Angela Raney, age 14, of New Bedford, Mass., for her question:
WHEN WAS ACUPUNCTURE FIRST USED?
Acupuncture is an ancient Chinese medical procedure that nvolves the insertion and manipulation of needles at more than 360 points in the human body. Acupuncture needles dating from 4,000 years ago have been discovered.
Back about 2000 B.C. when acupuncture was first used, the needles were made of stone. A bit later bronze, gold and silver were used. Today the needles are usually made of steel.
Acupuncture needles were developed originally only to prick boils and ulcers. Then the whole theory of acupuncture expanded and developed in response to the idea that there are special "meridian points" on the body connected to the internal organs and that "vital energy" flows along the meridian lines. According to this theory, diseases are caused by interrupted energy flow and inserting and twirling needles restores normal flow.
Acupuncture is still used today in most hospitals in China and by some private practitioners in Japan and elsewhere to provide local anesthesia during surgery, to relieve pain in rheumatic conditions and to treat many other illnesses.
Acupressure, a variant of acupuncture in which the practitioner uses manipulation rather than penetration to alleviate pain or other symptoms, is in widespread use in Japan and has begun to find adherents in the United States. Also known as shiatsu, acupressure is administered by pressing with the fingertips and sometimes the knees or elbows along a complex network of trigger points in the patient's body.

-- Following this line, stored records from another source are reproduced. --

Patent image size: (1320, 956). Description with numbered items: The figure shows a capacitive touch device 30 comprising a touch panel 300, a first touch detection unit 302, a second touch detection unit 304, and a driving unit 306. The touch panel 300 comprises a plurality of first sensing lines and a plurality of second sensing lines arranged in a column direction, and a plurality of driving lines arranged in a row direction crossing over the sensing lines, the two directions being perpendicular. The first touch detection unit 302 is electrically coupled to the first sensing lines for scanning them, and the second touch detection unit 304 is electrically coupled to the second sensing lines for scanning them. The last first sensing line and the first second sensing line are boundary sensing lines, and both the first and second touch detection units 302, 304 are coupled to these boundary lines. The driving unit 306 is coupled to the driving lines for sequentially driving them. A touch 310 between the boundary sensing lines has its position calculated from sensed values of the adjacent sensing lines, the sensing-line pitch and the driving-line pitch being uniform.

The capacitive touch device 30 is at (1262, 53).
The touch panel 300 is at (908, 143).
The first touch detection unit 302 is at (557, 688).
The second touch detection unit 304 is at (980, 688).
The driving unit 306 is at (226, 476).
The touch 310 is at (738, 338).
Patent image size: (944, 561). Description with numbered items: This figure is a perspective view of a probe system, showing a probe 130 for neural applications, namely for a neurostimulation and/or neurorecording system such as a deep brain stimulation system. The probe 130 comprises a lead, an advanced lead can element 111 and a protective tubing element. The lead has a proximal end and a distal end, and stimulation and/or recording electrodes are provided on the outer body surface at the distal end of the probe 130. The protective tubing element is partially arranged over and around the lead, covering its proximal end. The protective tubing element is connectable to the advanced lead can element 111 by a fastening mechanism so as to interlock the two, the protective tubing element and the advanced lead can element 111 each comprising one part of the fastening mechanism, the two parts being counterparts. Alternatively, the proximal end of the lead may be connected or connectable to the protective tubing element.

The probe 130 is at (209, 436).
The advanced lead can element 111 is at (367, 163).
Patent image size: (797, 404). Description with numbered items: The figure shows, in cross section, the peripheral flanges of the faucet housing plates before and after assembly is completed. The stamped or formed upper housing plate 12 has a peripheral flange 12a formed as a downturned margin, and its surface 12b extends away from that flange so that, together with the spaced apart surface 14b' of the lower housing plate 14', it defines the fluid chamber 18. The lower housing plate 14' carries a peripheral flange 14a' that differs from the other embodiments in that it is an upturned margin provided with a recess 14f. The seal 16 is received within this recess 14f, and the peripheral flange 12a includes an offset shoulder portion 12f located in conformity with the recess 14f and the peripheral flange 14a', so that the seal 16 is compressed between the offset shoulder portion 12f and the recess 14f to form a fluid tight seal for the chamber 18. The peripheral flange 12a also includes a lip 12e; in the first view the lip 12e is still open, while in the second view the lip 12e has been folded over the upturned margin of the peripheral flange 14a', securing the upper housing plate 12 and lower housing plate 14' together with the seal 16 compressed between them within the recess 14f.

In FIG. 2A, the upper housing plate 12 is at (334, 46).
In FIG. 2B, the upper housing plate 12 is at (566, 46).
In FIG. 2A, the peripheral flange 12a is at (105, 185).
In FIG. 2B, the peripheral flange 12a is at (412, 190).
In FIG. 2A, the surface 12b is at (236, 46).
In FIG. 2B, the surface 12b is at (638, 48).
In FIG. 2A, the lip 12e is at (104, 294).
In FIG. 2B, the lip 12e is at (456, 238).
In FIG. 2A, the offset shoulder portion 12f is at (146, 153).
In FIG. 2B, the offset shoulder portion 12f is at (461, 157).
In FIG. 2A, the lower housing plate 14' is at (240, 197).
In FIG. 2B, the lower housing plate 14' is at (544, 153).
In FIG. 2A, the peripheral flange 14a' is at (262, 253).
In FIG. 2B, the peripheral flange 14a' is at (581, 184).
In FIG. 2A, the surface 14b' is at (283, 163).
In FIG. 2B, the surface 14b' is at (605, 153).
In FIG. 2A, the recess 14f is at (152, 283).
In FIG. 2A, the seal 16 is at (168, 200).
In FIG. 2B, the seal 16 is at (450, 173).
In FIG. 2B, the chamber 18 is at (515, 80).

Acupuncture is used primarily in China today for surgical analgesia. Chinese surgeons estimate that 30 percent of surgical patients obtain adequate analgesia with acupuncture, which is now done by sending electrical current through the needles rather than by twirling them.
American doctors, after some investigation, have put this figure closer to 10 percent.
Chinese surgeons claim that acupuncture is superior to Western drug induced analgesia in that it does not disturb normal body physiology and therefore does not make the patient vulnerable to shock. They say that brain surgery is especially amenable to this form of analgesia.
Chinese doctors also treat some forms of heart disease with acupuncture.
As part of an attempt to put the practice of acupuncture on a more scientific basis, Chinese doctors studied the effects of the treatment on more than 600 persons with chest pain caused by reduced flow of blood to the heart. They claimed that almost all the patients greatly reduced their use of medicine and that most were able to resume work.
Other physiological conditions regularly treated with acupuncture are ulcer, asthma, hypertension or high blood pressure and appendicitis.
The mechanism by which acupuncture works remains a matter of controversy by many doctors in the West and even some in the East.